Pine Valley Park Nature Center opened in 1995. In October 2001, two months after the death of Charlotte B. Collett, a former town councilwoman and volunteer, the Town Council voted to rename it Charlotte's Quest.

Charlotte's Quest has since come to mean the whole park, which has one entrance off Walnut Street and a second behind Manchester Elementary, off Wilhelm Lane.

The nature center - which includes a glass wall overlooking a meadow - was a pet project of Collett, a retired second-grade teacher.

Last request

She had a last request of Sharon Hughes, who has served eight years on the parks foundation board and is treasurer and head of the membership and building committees. As Collett's health declined, she told Hughes, "You've got to keep the nature center running for me."

The parks foundation wants a larger nature center, with several classrooms and climate control. Wulforst said they need air conditioning before they can accept the proposed donation of mounted animals from a taxidermy collection.

The center is "just a shell on a concrete slab, and you have to turn the heat on hours before a meeting - because you have to turn it off to hold [the meeting], it's so loud," Wulforst said.

The park receives money from the town - $5,580 in the proposed 2005 budget for portable toilet rental, electricity, repairs and the naturalist, said Kelly J. Baldwin, the town's director of finance.

But the park depends primarily upon volunteers, grants and fund raising, said Smith and others.
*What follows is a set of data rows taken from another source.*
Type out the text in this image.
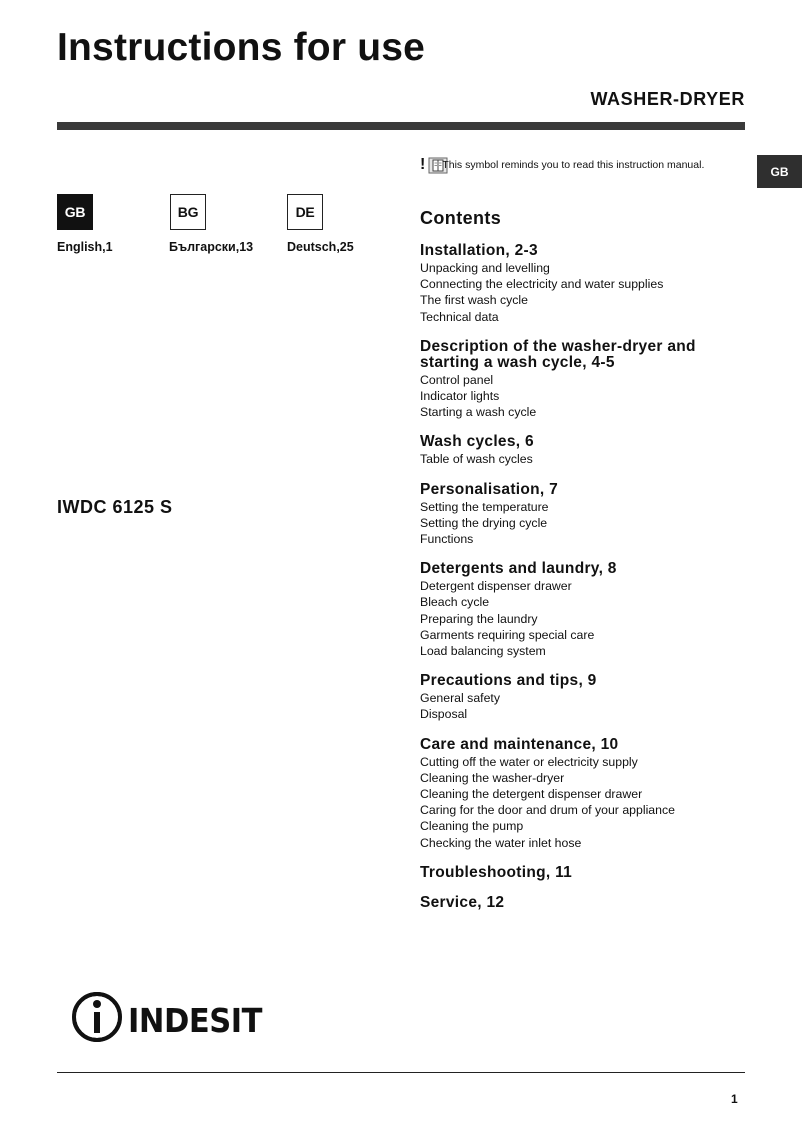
Instructions for use
WASHER-DRYER
GB
GB	BG	DE
English,1	Български,13	Deutsch,25
IWDC 6125 S
! This symbol reminds you to read this instruction manual.
Contents
Installation, 2-3
Unpacking and levelling
Connecting the electricity and water supplies
The first wash cycle
Technical data
Description of the washer-dryer and starting a wash cycle, 4-5
Control panel
Indicator lights
Starting a wash cycle
Wash cycles, 6
Table of wash cycles
Personalisation, 7
Setting the temperature
Setting the drying cycle
Functions
Detergents and laundry, 8
Detergent dispenser drawer
Bleach cycle
Preparing the laundry
Garments requiring special care
Load balancing system
Precautions and tips, 9
General safety
Disposal
Care and maintenance, 10
Cutting off the water or electricity supply
Cleaning the washer-dryer
Cleaning the detergent dispenser drawer
Caring for the door and drum of your appliance
Cleaning the pump
Checking the water inlet hose
Troubleshooting, 11
Service, 12
INDESIT
1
Volunteers pick up trash and pull up invasive plants by hand.

Smith and her husband, Tom, live nearby and often wander the park - taking note of things that might be interesting when she takes her classes out.

"I know the trails. I helped establish the trails," she said. "I know if there's something cool - I spend a lot of time outside. You learn the changes that occur seasonally."

As soon as she began teaching at Manchester Elementary seven years ago, Smith said, "I started right off going down there."

"We seldom use the building," she said of the nature center. "If I want to be in a building, we'll stay in school. I like to use the outdoors. The forest, pond study - it feeds right into our science studies. We can go out and get our own material to use. ... It's very educational for the students."

When her classes visited recently, "They were looking for green things, plant and animal life, larvae, to take back to look in the microscopes," Smith said.

Minute discoveries

Her 9- and 10-year-old pupils were thrilled to find little worms, the water flea daphnia, and best of all, numerous caddis fly larva in the cold spring. The larva are indicators of a healthy waterway.

"They were very excited," Smith said of her pupils.

Wulforst said the parks foundation is thinking about programs for September when school is back in session, and looking for ways to draw visitors to the park.

"Where else within town limits do you have 60-plus acres? I don't know any place else that can boast that. We want people to know we're here," she said.

"We're just trying to take it one step at a time," she said of plans for the future. Meanwhile, "people can always just come down and walk."